The first psychedelic-based treatments for depression and posttraumatic stress disorder could be approved as early as this fall, as a new FDA pathway accelerates review for drugs already backed by late-stage clinical data.

Following a White House executive order seeking to speed development of psychedelics for psychiatric disorders, the FDA awarded three compounds National Priority Vouchers and the US Drug Enforcement Administration was directed to conduct a quick review of psychedelics that have completed phase 3 research, in anticipation that they could be moved from Schedule 1 to Schedule 2 or 3 upon FDA approval.

The order also led to the awarding of an investigational new drug application for DemeRx’s DMX-1001, a form of ibogaine, for alcohol use disorder. Of the three compounds given priority vouchers, Compass Pathways’ COMP360 — a synthetic psilocybin for treatment-resistant depression — is furthest along.

The nonprofit Usona Institute’s psilocybin for major depressive disorder and Transcend Therapeutics’ TSND-201 (methylone, a synthetic drug similar to MDMA) for PTSD are also on a fast track.

FDA Commissioner Marty Makary, MD, said in an interview he expected the agency to issue a decision by late summer or fall and that the therapies would be given in a “supervised clinical setting.” Psychiatrists say the promise of these therapies is tempered by questions about how they will be administered, cost, reimbursement, long-term safety, and durability of effect.

“There’s no way the FDA is going to allow this to be taken home without supervision,” said Roger McIntyre, MD, professor of psychiatry and pharmacology at the University of Toronto. He said the FDA will probably require one or two health care professionals to be on site during administration and would institute a Risk Evaluation and Management Strategy for the compounds.

“There are legitimate safety concerns and there are very profound non-ordinary effects that people have when they take psychedelics,” he said, noting that the “trips” can “be quite unpleasant and quite distressing.” Charles Nemeroff, MD, PhD, the Matthew P.

Nemeroff Endowed Chair in the Department of Psychiatry & Behavioral Sciences at the University of Texas at Austin Dell Medical School, agreed that administration “must be under medical supervision.” A member of the American Psychiatric Association’s research council and co-director of the Charmaine & Gordon McGill Center for Psychedelic Research & Therapy at Dell Medical School, he said trial participants have experienced intense, raw emotions that can lead to hypertension and other cardiac effects.

Efforts to speed psychedelics into use are “really exciting,” he said, adding it’s possible they are “an absolute game changer for psychiatry,” but cautioned the drugs “are not panaceas.” Paraphrasing Timothy Leary, he said their utility is dictated by “set and setting,” and it remains unclear which patients will most benefit and under what circumstances.

The FDA has already been reviewing data from Compass, Usona, and Transcend as part of the typical approval process, which can take years, sometimes up to a decade.
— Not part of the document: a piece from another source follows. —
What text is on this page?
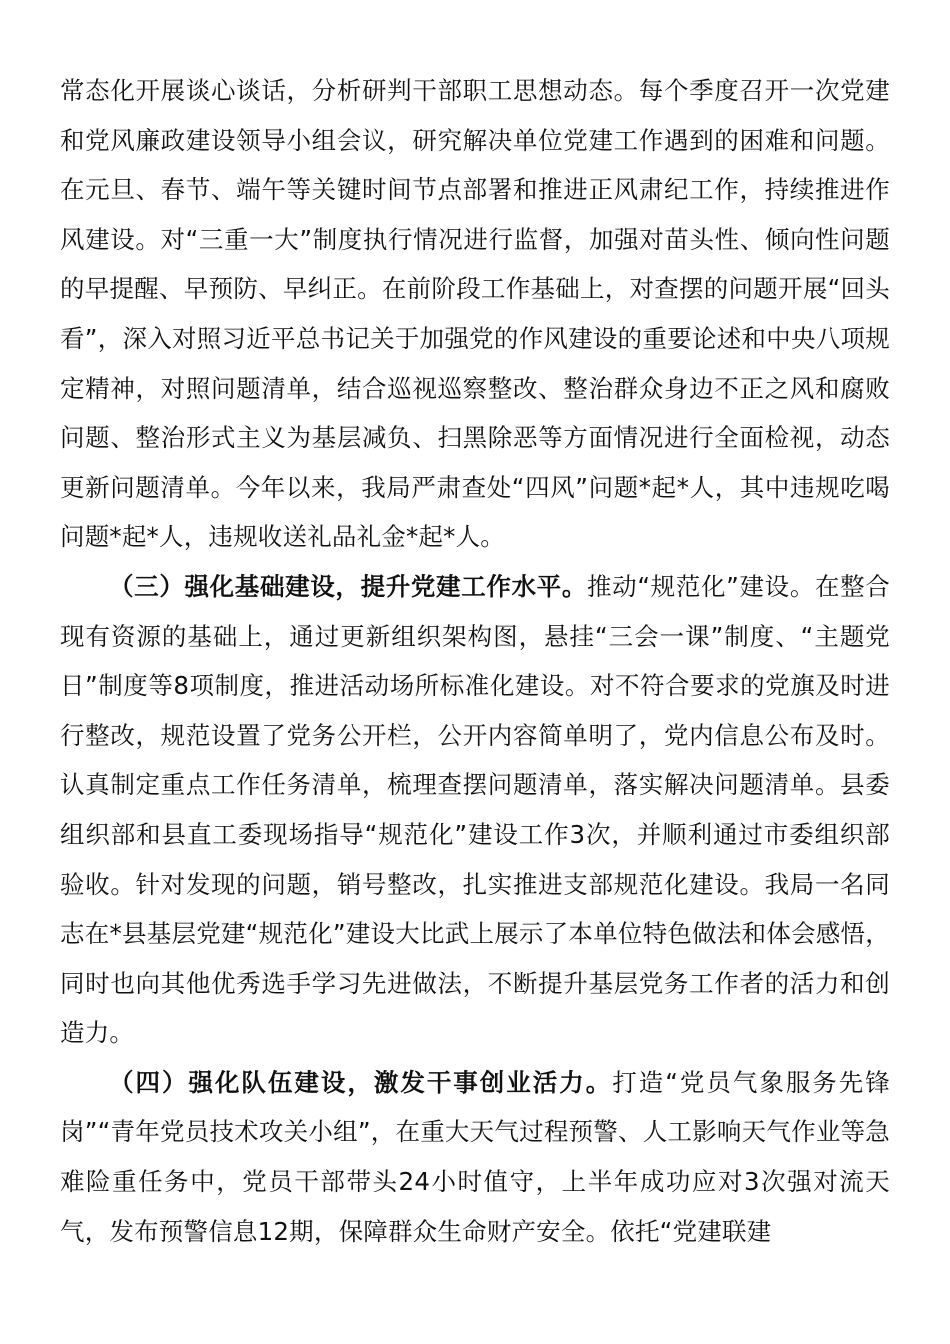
常态化开展谈心谈话，分析研判干部职工思想动态。每个季度召开一次党建和党风廉政建设领导小组会议，研究解决单位党建工作遇到的困难和问题。在元旦、春节、端午等关键时间节点部署和推进正风肃纪工作，持续推进作风建设。对“三重一大”制度执行情况进行监督，加强对苗头性、倾向性问题的早提醒、早预防、早纠正。在前阶段工作基础上，对查摆的问题开展“回头看”，深入对照习近平总书记关于加强党的作风建设的重要论述和中央八项规定精神，对照问题清单，结合巡视巡察整改、整治群众身边不正之风和腐败问题、整治形式主义为基层减负、扫黑除恶等方面情况进行全面检视，动态更新问题清单。今年以来，我局严肃查处“四风”问题*起*人，其中违规吃喝问题*起*人，违规收送礼品礼金*起*人。

（三）强化基础建设，提升党建工作水平。推动“规范化”建设。在整合现有资源的基础上，通过更新组织架构图，悬挂“三会一课”制度、“主题党日”制度等8项制度，推进活动场所标准化建设。对不符合要求的党旗及时进行整改，规范设置了党务公开栏，公开内容简单明了，党内信息公布及时。认真制定重点工作任务清单，梳理查摆问题清单，落实解决问题清单。县委组织部和县直工委现场指导“规范化”建设工作3次，并顺利通过市委组织部验收。针对发现的问题，销号整改，扎实推进支部规范化建设。我局一名同志在*县基层党建“规范化”建设大比武上展示了本单位特色做法和体会感悟，同时也向其他优秀选手学习先进做法，不断提升基层党务工作者的活力和创造力。

（四）强化队伍建设，激发干事创业活力。打造“党员气象服务先锋岗”“青年党员技术攻关小组”，在重大天气过程预警、人工影响天气作业等急难险重任务中，党员干部带头24小时值守，上半年成功应对3次强对流天气，发布预警信息12期，保障群众生命财产安全。依托“党建联建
Seeking to telescope reviews, the agency began the Commissioner’s National Priority Voucher program in June 2025, cutting review time to 1–2 months for therapies considered breakthroughs or those that address unmet medical needs or urgent emerging threats.

If approvals come as anticipated, regulators and clinicians will still need to define treatment frameworks, supervision requirements, and safety monitoring. Scheduling decisions by the DEA would follow FDA approvals, and early real-world use is expected to inform who benefits most and how best to deliver these therapies.